• Médecine: une approche permettant de suivre le transport des protéines vers différents compartiments de la cellule a été appliquée à l’infection par le VIH! ____¤201910

     

    Une étude, dont les résultats intitulés «Targeting CCR5 trafficking to inhibit HIV-1 infection» ont été publiés dans la revue Science Advances, a permis, grâce à un système permettant de suivre le transport des protéines vers différents compartiments cellulaires, de cribler des collections de composés chimiques pour identifier des molécules perturbant ce transport.
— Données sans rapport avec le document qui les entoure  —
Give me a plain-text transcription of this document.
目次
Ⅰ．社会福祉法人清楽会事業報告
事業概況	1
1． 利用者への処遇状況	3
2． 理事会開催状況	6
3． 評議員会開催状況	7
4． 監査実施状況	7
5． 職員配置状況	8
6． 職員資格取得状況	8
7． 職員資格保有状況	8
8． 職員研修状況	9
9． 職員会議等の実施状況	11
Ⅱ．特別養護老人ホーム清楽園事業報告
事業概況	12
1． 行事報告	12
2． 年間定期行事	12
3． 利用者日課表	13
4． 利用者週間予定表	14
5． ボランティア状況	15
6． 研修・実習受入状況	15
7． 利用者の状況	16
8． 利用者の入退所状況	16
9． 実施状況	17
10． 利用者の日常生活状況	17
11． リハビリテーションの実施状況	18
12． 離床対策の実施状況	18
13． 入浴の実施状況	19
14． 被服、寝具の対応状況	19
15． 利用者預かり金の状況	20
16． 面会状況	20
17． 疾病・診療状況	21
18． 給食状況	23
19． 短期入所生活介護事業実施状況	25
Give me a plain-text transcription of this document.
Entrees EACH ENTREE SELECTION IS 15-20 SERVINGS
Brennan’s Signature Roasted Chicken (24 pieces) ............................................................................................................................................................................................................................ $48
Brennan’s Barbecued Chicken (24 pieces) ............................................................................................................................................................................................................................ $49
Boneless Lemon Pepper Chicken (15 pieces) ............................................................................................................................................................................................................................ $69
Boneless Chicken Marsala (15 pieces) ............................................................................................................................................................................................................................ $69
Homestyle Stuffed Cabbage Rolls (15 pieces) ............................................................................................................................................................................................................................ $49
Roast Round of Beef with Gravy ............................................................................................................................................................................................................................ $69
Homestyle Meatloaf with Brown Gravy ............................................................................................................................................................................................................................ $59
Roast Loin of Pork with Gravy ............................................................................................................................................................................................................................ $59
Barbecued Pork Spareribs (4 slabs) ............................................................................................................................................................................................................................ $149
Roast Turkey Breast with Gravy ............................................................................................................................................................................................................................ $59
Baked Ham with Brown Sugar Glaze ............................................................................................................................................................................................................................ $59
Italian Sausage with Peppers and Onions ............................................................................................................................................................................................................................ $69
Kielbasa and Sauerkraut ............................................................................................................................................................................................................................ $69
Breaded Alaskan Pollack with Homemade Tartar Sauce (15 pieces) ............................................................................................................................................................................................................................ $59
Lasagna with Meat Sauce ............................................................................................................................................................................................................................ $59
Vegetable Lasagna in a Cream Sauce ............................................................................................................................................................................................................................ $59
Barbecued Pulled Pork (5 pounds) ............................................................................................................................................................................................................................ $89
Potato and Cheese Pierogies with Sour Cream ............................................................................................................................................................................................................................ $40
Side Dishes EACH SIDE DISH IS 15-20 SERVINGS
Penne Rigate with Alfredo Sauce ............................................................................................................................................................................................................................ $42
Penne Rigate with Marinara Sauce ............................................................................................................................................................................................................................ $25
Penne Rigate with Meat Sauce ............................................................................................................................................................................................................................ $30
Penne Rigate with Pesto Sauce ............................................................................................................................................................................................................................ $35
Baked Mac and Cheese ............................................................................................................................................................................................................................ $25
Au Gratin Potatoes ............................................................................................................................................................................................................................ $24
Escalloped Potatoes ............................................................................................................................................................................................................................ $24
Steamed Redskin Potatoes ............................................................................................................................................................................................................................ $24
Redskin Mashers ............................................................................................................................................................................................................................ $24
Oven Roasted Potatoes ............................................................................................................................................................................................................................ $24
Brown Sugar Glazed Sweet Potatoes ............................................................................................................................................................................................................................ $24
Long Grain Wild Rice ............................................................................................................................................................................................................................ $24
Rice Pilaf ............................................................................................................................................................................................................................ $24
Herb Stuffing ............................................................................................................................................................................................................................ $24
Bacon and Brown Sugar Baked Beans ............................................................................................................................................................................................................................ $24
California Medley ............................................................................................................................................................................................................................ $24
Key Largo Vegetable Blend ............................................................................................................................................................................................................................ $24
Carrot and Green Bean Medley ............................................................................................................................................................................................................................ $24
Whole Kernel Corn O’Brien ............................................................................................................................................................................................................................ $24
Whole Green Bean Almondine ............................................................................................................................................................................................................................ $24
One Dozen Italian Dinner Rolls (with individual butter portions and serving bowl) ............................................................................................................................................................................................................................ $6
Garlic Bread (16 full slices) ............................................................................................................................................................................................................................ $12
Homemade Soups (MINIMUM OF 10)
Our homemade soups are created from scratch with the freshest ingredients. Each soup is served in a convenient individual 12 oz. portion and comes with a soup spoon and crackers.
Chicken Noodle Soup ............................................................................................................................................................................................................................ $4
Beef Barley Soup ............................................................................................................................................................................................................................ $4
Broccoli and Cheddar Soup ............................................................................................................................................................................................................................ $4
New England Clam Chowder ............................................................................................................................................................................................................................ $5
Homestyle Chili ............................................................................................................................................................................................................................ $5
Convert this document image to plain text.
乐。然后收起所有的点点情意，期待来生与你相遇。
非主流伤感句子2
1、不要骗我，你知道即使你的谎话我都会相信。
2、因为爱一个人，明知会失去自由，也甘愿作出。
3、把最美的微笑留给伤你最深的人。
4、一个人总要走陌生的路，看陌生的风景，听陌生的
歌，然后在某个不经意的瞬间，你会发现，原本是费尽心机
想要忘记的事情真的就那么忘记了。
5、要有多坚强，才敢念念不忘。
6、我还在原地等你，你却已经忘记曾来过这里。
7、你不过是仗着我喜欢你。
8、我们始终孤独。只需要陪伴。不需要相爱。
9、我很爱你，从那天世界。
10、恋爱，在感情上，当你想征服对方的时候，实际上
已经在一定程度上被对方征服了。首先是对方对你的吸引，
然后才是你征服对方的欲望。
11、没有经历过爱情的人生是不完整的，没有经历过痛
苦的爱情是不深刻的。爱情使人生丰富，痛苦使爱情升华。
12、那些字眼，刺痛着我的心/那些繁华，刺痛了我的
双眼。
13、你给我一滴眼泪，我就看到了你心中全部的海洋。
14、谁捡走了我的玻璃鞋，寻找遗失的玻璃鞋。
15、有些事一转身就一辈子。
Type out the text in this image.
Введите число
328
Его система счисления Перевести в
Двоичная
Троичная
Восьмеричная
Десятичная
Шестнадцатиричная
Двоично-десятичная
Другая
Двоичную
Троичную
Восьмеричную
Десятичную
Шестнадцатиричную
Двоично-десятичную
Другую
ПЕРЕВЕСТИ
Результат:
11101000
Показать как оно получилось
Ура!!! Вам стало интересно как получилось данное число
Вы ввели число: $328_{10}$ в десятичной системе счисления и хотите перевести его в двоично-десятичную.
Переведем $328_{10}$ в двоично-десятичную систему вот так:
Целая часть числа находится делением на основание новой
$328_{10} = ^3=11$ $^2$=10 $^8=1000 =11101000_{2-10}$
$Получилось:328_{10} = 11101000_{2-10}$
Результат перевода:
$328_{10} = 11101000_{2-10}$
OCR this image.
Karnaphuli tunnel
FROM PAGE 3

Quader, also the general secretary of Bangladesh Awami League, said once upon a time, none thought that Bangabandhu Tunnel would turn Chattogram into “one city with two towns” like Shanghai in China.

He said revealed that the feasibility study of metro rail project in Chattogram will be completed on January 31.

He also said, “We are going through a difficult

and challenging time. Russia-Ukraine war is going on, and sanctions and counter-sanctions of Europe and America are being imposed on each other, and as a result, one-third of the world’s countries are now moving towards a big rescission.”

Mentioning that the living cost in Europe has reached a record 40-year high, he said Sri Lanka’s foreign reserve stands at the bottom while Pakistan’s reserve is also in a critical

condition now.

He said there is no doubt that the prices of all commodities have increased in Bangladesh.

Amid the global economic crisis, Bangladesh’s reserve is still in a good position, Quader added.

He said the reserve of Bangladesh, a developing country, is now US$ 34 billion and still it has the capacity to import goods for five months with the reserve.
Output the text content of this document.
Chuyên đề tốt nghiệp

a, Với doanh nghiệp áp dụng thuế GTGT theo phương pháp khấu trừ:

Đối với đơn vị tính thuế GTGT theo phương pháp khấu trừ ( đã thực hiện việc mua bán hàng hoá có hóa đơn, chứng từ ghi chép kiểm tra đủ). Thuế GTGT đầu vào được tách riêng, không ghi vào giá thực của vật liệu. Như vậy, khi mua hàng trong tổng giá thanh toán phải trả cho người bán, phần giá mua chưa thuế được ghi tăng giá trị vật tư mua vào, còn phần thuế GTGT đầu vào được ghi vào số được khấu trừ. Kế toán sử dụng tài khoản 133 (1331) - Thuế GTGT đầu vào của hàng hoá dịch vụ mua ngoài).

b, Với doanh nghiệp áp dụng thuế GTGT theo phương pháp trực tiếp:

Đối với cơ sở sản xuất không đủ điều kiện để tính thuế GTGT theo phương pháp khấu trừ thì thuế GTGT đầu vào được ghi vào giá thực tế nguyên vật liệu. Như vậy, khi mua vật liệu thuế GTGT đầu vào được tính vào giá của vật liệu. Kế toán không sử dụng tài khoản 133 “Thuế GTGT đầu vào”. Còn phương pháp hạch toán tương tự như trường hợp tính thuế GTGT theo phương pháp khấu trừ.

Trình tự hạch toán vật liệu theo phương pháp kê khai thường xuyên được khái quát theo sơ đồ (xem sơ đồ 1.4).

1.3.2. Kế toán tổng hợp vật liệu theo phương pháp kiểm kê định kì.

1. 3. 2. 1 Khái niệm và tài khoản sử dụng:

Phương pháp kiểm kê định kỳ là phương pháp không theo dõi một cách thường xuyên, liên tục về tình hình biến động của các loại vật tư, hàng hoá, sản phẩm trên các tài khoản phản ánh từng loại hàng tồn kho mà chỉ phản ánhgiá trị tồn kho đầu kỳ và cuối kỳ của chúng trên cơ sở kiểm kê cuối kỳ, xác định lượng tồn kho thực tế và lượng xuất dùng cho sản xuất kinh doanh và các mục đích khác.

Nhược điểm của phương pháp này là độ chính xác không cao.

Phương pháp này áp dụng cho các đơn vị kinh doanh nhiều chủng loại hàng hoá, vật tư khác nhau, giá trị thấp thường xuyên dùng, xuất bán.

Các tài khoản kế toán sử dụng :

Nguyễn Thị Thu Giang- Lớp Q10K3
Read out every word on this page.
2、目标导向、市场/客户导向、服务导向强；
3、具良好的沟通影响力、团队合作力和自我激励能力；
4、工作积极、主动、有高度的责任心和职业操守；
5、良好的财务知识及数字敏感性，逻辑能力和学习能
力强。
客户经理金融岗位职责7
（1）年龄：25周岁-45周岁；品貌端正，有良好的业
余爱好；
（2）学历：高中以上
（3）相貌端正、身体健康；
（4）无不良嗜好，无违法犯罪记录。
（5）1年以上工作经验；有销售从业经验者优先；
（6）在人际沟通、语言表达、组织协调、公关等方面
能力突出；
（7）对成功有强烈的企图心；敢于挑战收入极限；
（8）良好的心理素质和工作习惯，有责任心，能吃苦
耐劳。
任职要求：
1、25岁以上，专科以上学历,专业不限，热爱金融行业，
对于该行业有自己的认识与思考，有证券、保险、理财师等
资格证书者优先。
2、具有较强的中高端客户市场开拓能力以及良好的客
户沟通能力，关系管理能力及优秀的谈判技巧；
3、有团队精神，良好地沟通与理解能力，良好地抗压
Les protéines étant parfois la cause de maladies ou la porte d’entrée de certains pathogènes, cette approche a pu être appliquée à l’infection par le VIH.

     

    Relevons tout d'abord que «pour contrôler leur activité et assurer leurs fonctions, nos cellules ont besoin en permanence de fabriquer des nouvelles protéines qui sont transportées de façon très précise vers les compartiments cellulaires où elles sont actives, comme les lysosomes ou la membrane plasmique».

     

    Comme «les échanges que les cellules entretiennent avec l’environnement (capture de nutriments, émission de signaux ou interactions avec d’autres cellules par exemple) dépendent de voies de transport intracellulaire efficaces et contrôlées», le dysfonctionnement de ces voies «est souvent associé au développement de pathologies (problèmes d’inflammation, de métabolisme, de développement ou cancers)». De plus, «certaines de ces protéines sont utilisées comme point d’entrée par des pathogènes, comme des bactéries ou des virus».

     

    Aujourd’hui, on peut envisager des thérapies qui consistent à «perturber sélectivement le transport d’une protéine mise en jeu dans le développement d’une pathologie». Dans ce but, l'étude ici présentée a «développé un système d’analyse quantitatif du trafic intracellulaire nommé système RUSH» pour «suivre spécifiquement le transport de certaines protéines dans des cellules gardées en culture».

     

    Concrètement, «ce système a été utilisé pour cribler à haut débit de larges collections de composés chimiques (chimiothèques) par imagerie cellulaire automatisée» au moyen de robots de pipetage et de systèmes d’imagerie cellulaire automatisés, «couplés à des algorithmes d’analyse d’images et des méthodes d’analyse de grands jeux de données».

     

    Plus précisément, RUSH a servi à trouver «des inhibiteurs spécifiques du transport de protéines impliquées dans le développement de pathologies humaines et notamment la protéine CCR5, corécepteur du virus VIH, l’agent du SIDA». Ainsi, de «petites molécules inhibant le transport de la protéine CCR5 à la surface des cellules ont été identifiées» et caractérisées. Leur mode d’action a été «analysé et leurs effets sur l’infection par le VIH étudié in vitro».

     

    En fin de compte, leur spécificité d’action a «été confirmée et le mode d’action de certaines d’entre elles élucidé». Surtout, il a été établi «que des cellules primaires humaines, cibles de l’infection par le VIH (des macrophages) sont partiellement protégées de l’infection par le VIH grâce à ces molécules».

     

    Ainsi, cette étude, qui démontre «la possibilité de réguler spécifiquement certaines voies de transport intracellulaire», ouvre «des nouvelles pistes de recherche thérapeutique basées sur la biologie cellulaire» pouvant «permettre d'explorer de nouveaux moyens de lutter contre de nombreuses pathologies».